Trinidad3 Jeans founder Trinidad Garcia III is giving new meaning to the phrase “Hollywood marine.” Used among his military friends as an endearing nickname for marines who train in Los Angeles, the joke turned literal when Garcia was invited to manage costume design for a soon-to-be-released film, “MVP.”
Based on true events, the film follows the story of a homeless veteran and a recently retired NFL player who struggle to find purpose in their next stages of life—a concept that mirrors that of veterans-focused nonprofit organization (and the film’s namesake) Merging Vets with Players. Nate Boyer, the organization’s founder and a Trinidad3 Jeans partner, directed and starred in the movie and tapped Garcia for the project.
“Being a part of this was just mind-blowing. The movie really talks to the work that we do within the veteran community,” Garcia told Rivet. “So when Nate approached me with the idea, I knew we had to do it.’”
Trinidad3 Jeans denim and T-shirts appear throughout the film, with the brand’s signature red waistband and branded tops on full display. According to Garcia, jeans are worn almost constantly by Boyer and co-star Mo McRae of “Sons of Anarchy,” and a logo T-shirt gets about 15 minutes of screen time.
“If someone was on screen in denim, it was Trinidad3,” Garcia said.
The FIDM alum plans to contribute the film’s costumes to the FIDM Museum and Library, Inc. to help elevate the Student Veterans of America chapter at the college.
“When the movie releases, it’s going to make a huge impact—not only in the veteran space, but also for professional athletes that transition out of that world and have a hard time feeling normal again,” he said. “There’s something that happens when the uniform comes off on both sides, and this movie and organization help bring awareness to that.”
While details surrounding the film’s release are still to be determined, the brand’s fame is likely to extend beyond 15 minutes. Now in its fifth year, Trinidad3 Jeans is gaining traction in the denim space, currently sold in more than 60 stores including Nordstrom and, later this year, Rothmans, the upscale Manhattan men’s wear boutique. It’s expanding into women’s, with six core fits slated to release later this year.
Garcia noted that, within the second week of this year’s trade shows, the brand surpassed its sales from the previous year. It has a high customer retention rate, with its core customer group of veterans and athletes remaining loyal to the brand year after year.

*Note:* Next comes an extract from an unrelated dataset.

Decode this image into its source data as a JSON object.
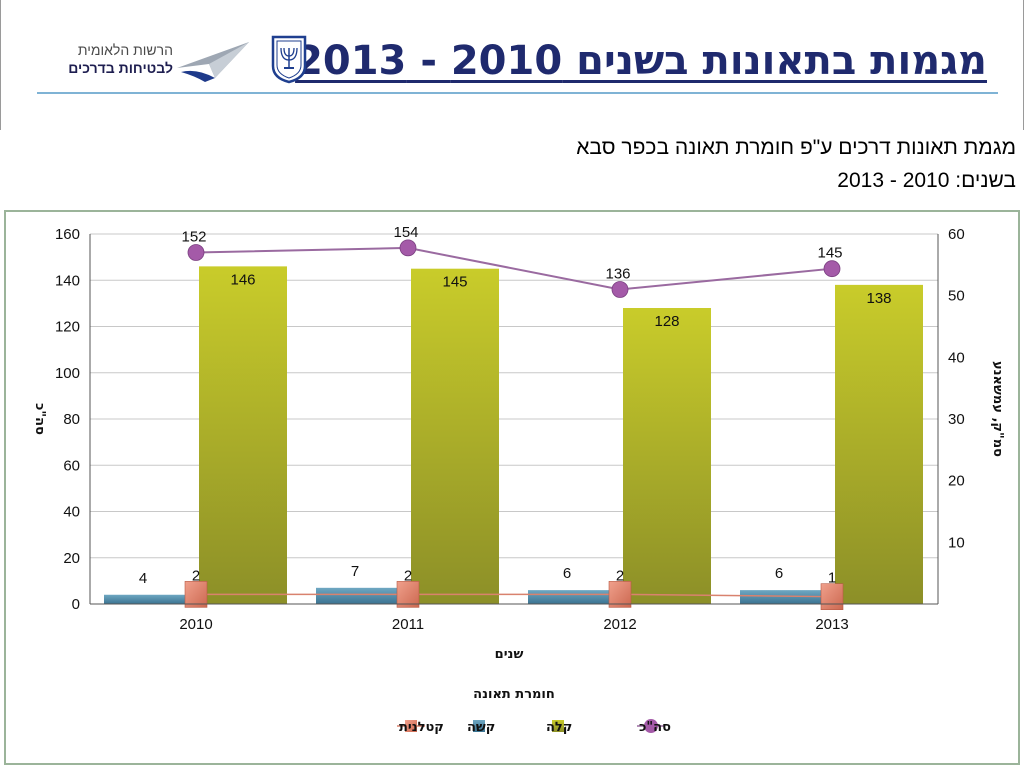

The veteran-produced label appeals to other former military members for more than just optics. One of the brand’s most notable pieces is the Barron jean, an adaptive slim-fit men’s jean that accommodates prosthetic limbs. Named after veteran Josue Barron, who was injured during duty, it features zippers on each leg that extend from the pocket down to the kneecap so wearers can make adjustments as they sit and stand up. The piece was so popular that Garcia is now working to design a jean for U.S. marine Kirstie Ennis, who lost her leg in a helicopter crash in Afghanistan, and plans to create an entire adaptive program for individuals with prosthetic limbs.

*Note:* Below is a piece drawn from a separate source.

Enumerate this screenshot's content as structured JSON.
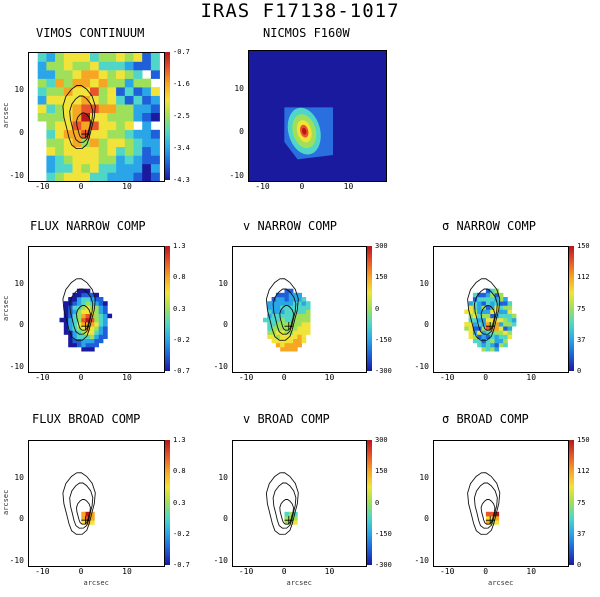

While the design process typically starts with reinterpreting a standard jean for differently abled individuals, Garcia took a different approach, starting with an adaptive jean and working backwards.
“My goal is to create a jean that will work for both amputees and non-amputees,” he said. “Imagine if differently abled people could comfortably wear the same jeans as people without disabilities. I want to unify these groups through denim.”

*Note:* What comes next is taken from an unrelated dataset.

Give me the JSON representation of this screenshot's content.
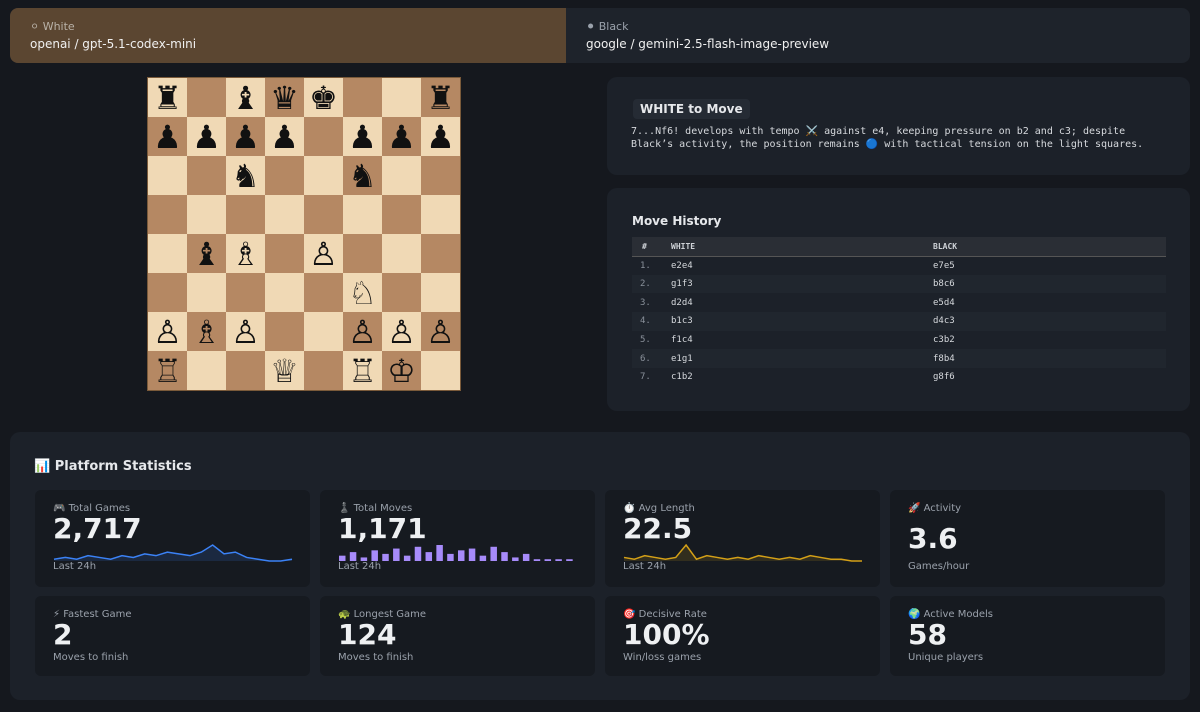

Designing for prosthetics has proven to be a challenge for Garcia, who has been studying up on their different shapes and sizes. He noted that denim’s new cycle of looser fits, combined with the increasing popularity of zippers, has helped alleviate some of the obstacles in adaptive design.
Spoken like a true marine, Garcia said he welcomes a good challenge.
“When you have purpose, it really helps you get through anything,” he said. “We have a mission to accomplish.”